Issue 075

May 2011

Don’t leave all your game on the scales. Get ahead by shedding clever

Months and potentially years of hard graft have gone by; you’re feeling fit, strong and technically ready. It’s time to put a date in the diary for the big day. Not your wedding – your first fight! You’re physically and mentally prepared, there’s just that stumbling block for many fighters: making weight. It’s not uncommon to see fighters’ abilities deteriorate over the weeks or even hours prior to a fight because they’ve taken drastic measures to get under the required weight limit. This not only applies to novices, but veterans of the fight game. 

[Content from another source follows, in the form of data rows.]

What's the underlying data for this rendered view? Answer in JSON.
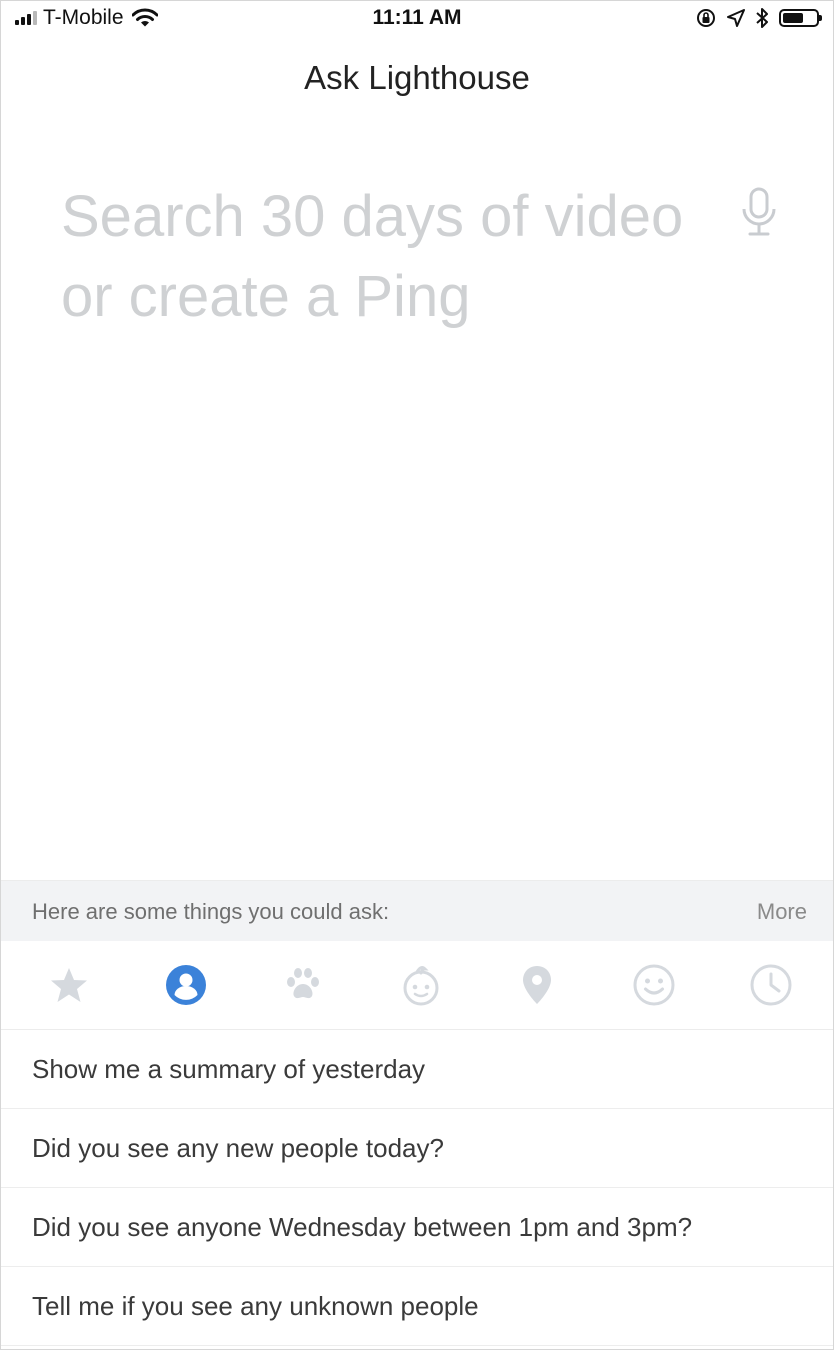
{
  "status_bar": {
    "carrier": "T-Mobile",
    "time": "11:11 AM"
  },
  "header": {
    "title": "Ask Lighthouse"
  },
  "search": {
    "placeholder": "Search 30 days of video\nor create a Ping"
  },
  "suggest_bar": {
    "label": "Here are some things you could ask:",
    "more": "More"
  },
  "categories": [
    {
      "icon": "star-icon",
      "selected": false
    },
    {
      "icon": "person-icon",
      "selected": true
    },
    {
      "icon": "paw-icon",
      "selected": false
    },
    {
      "icon": "baby-icon",
      "selected": false
    },
    {
      "icon": "location-pin-icon",
      "selected": false
    },
    {
      "icon": "smiley-icon",
      "selected": false
    },
    {
      "icon": "clock-icon",
      "selected": false
    }
  ],
  "suggestions": [
    "Show me a summary of yesterday",
    "Did you see any new people today?",
    "Did you see anyone Wednesday between 1pm and 3pm?",
    "Tell me if you see any unknown people"
  ],
  "colors": {
    "accent": "#3b82d9",
    "icon_inactive": "#d5d9de",
    "placeholder": "#cfd1d3"
  }
}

Below is a list of measures you can take to ensure that making weight is as comfortable as possible and you don’t unnecessarily lose the physical and technical abilities that you’ve worked so hard to master. 

Timing 

Try to give yourself a sensible time period to make weight. If at four weeks out you still have to drop 20lb to get to your ideal weight class, you’ve left it a little late and will have to rely on drastic techniques. As a simple rule, if you have to use these to make weight there’s a strong chance that it will have a dramatic effect on your performance – and not in a good way. 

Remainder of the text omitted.